AFTER decades of dictatorship, the semi-desert West African Republic of Mali and its 8 million people are preparing for the country's first free elections.
Following months of strikes and demonstrations against the 23-year dictatorial rule of President Moussa Traore, the military last March seized control to stop killings that occurred during four days of brutal repression by government security forces.
An estimated 150 to 300 persons, mostly civilians, died in the four days of clashes.
Now, nearly a year later, Lt. Col. Amadou Toumani Toure, the Army officer who led the takeover, says he is ready to hand over power to the winners of Mali's first democratic elections in its 31 years of independence. National Assembly elections are scheduled for Feb. 23, with more than 1,100 candidates from 21 parties running for 116 seats.
Presidential elections are expected to follow the legislative elections this spring, and presidential candidates from different parties already are stumping for votes, shaking hands, listening to voters' concerns, and submitting to endless questions.

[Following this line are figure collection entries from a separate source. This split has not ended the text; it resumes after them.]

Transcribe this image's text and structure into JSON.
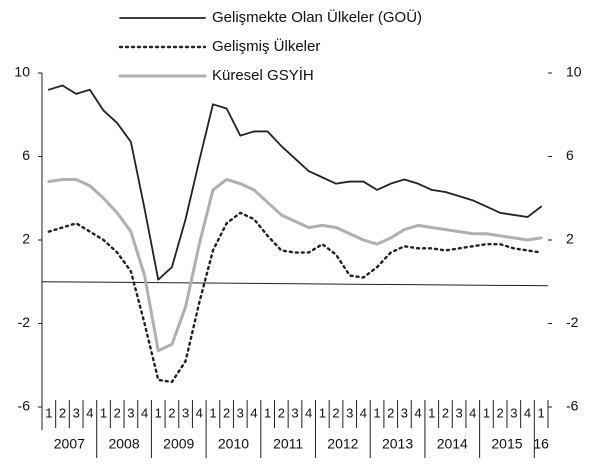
{
  "chart_data": {
    "type": "line",
    "categories": [
      "1",
      "2",
      "3",
      "4",
      "1",
      "2",
      "3",
      "4",
      "1",
      "2",
      "3",
      "4",
      "1",
      "2",
      "3",
      "4",
      "1",
      "2",
      "3",
      "4",
      "1",
      "2",
      "3",
      "4",
      "1",
      "2",
      "3",
      "4",
      "1",
      "2",
      "3",
      "4",
      "1",
      "2",
      "3",
      "4",
      "1"
    ],
    "year_labels": [
      "2007",
      "2008",
      "2009",
      "2010",
      "2011",
      "2012",
      "2013",
      "2014",
      "2015",
      "16"
    ],
    "series": [
      {
        "name": "Gelişmekte Olan Ülkeler (GOÜ)",
        "color": "#222222",
        "style": "solid",
        "values": [
          9.2,
          9.4,
          9.0,
          9.2,
          8.2,
          7.6,
          6.7,
          3.5,
          0.1,
          0.7,
          3.0,
          5.8,
          8.5,
          8.3,
          7.0,
          7.2,
          7.2,
          6.5,
          5.9,
          5.3,
          5.0,
          4.7,
          4.8,
          4.8,
          4.4,
          4.7,
          4.9,
          4.7,
          4.4,
          4.3,
          4.1,
          3.9,
          3.6,
          3.3,
          3.2,
          3.1,
          3.6
        ]
      },
      {
        "name": "Gelişmiş Ülkeler",
        "color": "#222222",
        "style": "dotted",
        "values": [
          2.4,
          2.6,
          2.8,
          2.4,
          2.0,
          1.4,
          0.5,
          -2.0,
          -4.7,
          -4.8,
          -3.8,
          -1.0,
          1.5,
          2.8,
          3.3,
          3.0,
          2.2,
          1.5,
          1.4,
          1.4,
          1.8,
          1.3,
          0.3,
          0.2,
          0.7,
          1.4,
          1.7,
          1.6,
          1.6,
          1.5,
          1.6,
          1.7,
          1.8,
          1.8,
          1.6,
          1.5,
          1.4
        ]
      },
      {
        "name": "Küresel GSYİH",
        "color": "#b0b0b0",
        "style": "solid",
        "values": [
          4.8,
          4.9,
          4.9,
          4.6,
          4.0,
          3.3,
          2.4,
          0.3,
          -3.3,
          -3.0,
          -1.2,
          1.8,
          4.4,
          4.9,
          4.7,
          4.4,
          3.8,
          3.2,
          2.9,
          2.6,
          2.7,
          2.6,
          2.3,
          2.0,
          1.8,
          2.1,
          2.5,
          2.7,
          2.6,
          2.5,
          2.4,
          2.3,
          2.3,
          2.2,
          2.1,
          2.0,
          2.1
        ]
      }
    ],
    "ylim": [
      -6,
      10
    ],
    "yticks": [
      -6,
      -2,
      2,
      6,
      10
    ],
    "y2lim": [
      -6,
      10
    ],
    "y2ticks": [
      -6,
      -2,
      2,
      6,
      10
    ]
  }
}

Candidates in this former French colony, approximately the size of Texas and California combined, also are sharpening their oratory - some promising to build more roads, others appealing for the protection of democratic reforms.

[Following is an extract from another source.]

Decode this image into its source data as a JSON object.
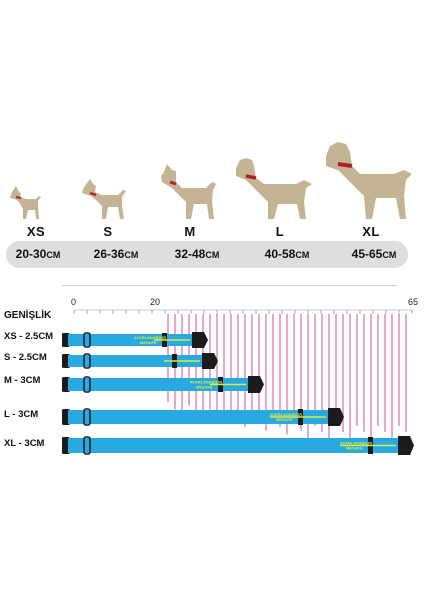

One leading presidential candidate, Alfa Omar Konare, a professor of history, sits barefooted in the mat-floored homes of Muslim leaders.
Mr. Konare's Alliance for a Democratic Mali (ADEMA) reportedly made the strongest national showing in municipal elections Jan. 12. He depends almost entirely on personal appearances, not direct mailings or television, to reach voters. In a country where just 18 percent of the people are literate and the government controls the only TV station, this strategy makes sense.